Tem pinturas desse período – 1970,72,74 – que estão carregadas de simbologia. Começou a expor em plena guerra, em pleno teatro de operações, as obras eram codificadas: era a linguagem possível dessa altura. De resto, fez muito desse trabalho ainda numa fase quase de intuição ” eu intuía coisas, previa coisas, mas não percebia ainda muito bem”.
Kushiro, 2000 – Japão.
O projeto artístico de José de Guimarães é no fundo, um projeto de linguagem que se vai adaptando à medida que vai adquirindo outros conhecimentos, outras informações. E, a abordagem à linguagem africana, teve razão de ser até determinada altura e depois deixou de ter. Quando voltou para a Europa teve outros contactos, outras situações, outras vivências e foi-se adaptando ao vocabulário dessas novas situações. A sua obra sempre foi uma obra de formas que têm conteúdo: Psicológico, mágico e de atuação.
Estação de Metro de Carnide, 1997 – Lisboa.
A trabalho de José de Guimarães só encontrou mais tarde a expressividade que todos nós conhecemos, através da pasta de papel, papel de celulose, formas que ganharam outro tipo de intenção quando colocadas no nosso espaço. As esculturas, como é o caso da que está em Lisboa, (uma grande escultura na zona oriental, junto ao Parque das Nações) é uma escultura bi-dimensional. No fundo, são formas, encaixadas umas nas outras, podendo auto-sustentar-se no espaço. Mas são bi-dimensionais: é como se fossem folhas de papel encaixadas. Mesmo na escultura de grande porte, construída em cimento e betão armado, não deixa de ser arte bi-dimensional.
Praça 25 de Abril, 1999 – Lisboa.
Para José de Guimarães, as cores que utiliza são cores que vêem do começo do seu trabalho; eventualmente de África das festas populares extremamente coloridas do norte de Portugal, onde nasceu. Recorda-se em especial das procissões e peregrinações onde havia uns andores enormes repletos de espelhinhos de luz. Realmente as cores da celebração são normalmente cores vistosas. As procissões, as bandeiras, os estandartes: há uma efusão de cor para celebrar as coisas importantes. No fundo há uma exuberância, um extravasamento. De certo modo, as cores ajudam a uma certa celebração.
Sinalética da “Art Triennal 2003”, Echigo – Tsunami no Japão.
O autor parte normalmente de qualquer material e deixa lá sempre a sua marca. Quando lhe pedem para criar um rótulo de uma garrafa, ou algo semelhante, pergunta sempre: “o senhor conhece a minha expressão plástica? Porque é isso que vai levar!”. E portanto, quando pediram para desenhar o símbolo do turismo de Portugal, fez a mesma pergunta: “É uma obra minha, com a minha expressão plástica. Não conte com uma tentativa mimética de outra coisa qualquer!”.
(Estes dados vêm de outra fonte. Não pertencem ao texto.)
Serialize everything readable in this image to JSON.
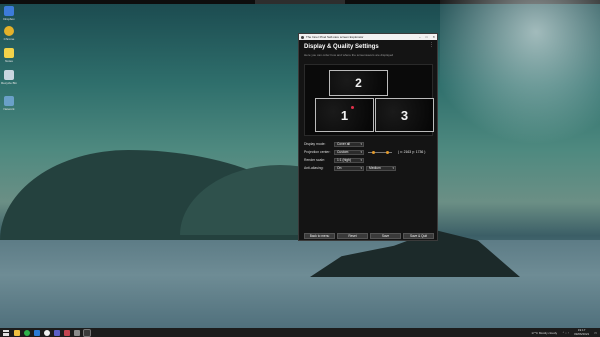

Sinalética da Biblioteca de Miyagi, 1998 – Japão.
José de Guimarães não é um designer, mas adapta-se a suportes que já existem e acrescenta-lhes sempre algo.
Kushiro, 2000, Japão.
Kushiro, 2000, Japão.
Kushiro, 2000 – Japão.
Tem trabalhado sobre objetos que já estão feitos: porque também são as propostas que lhe fazem. Para José de Guimarães o problema do design é ser uma atividade que está relacionada com a encomenda. Se uma pessoa não tem encomendas, então para quê fazer design: Desenhar uma chávena para ficar em maquete? Isso já faz com as suas esculturas que provavelmente nunca na vida serão construídas. O design é algo que é para ser produzido em série. É verdade que muitas pessoas têm peças suas em casa, esculturas de cartão, etc, sobretudo gerações mais novas, que aderem mais facilmente e convivem com essas formas, mas não é design.
Estádio de Futebol, 2000. Kashima, Japão.
Armazéns do Chiado, 1999 – Lisboa.
Para o autor, os artistas plásticos têm sido ignorados no que respeita à arte urbana. Digamos que as únicas obras públicas que ultimamente chamaram a si artistas plásticos foram as do metropolitano e a expo 98. Mas foi realmente com o metropolitano que começou de novo a despertar a atenção para as obras públicas. E não só: as pessoas começam a viajar mais e a ver que noutros países estas manifestações são quotidianas, normais.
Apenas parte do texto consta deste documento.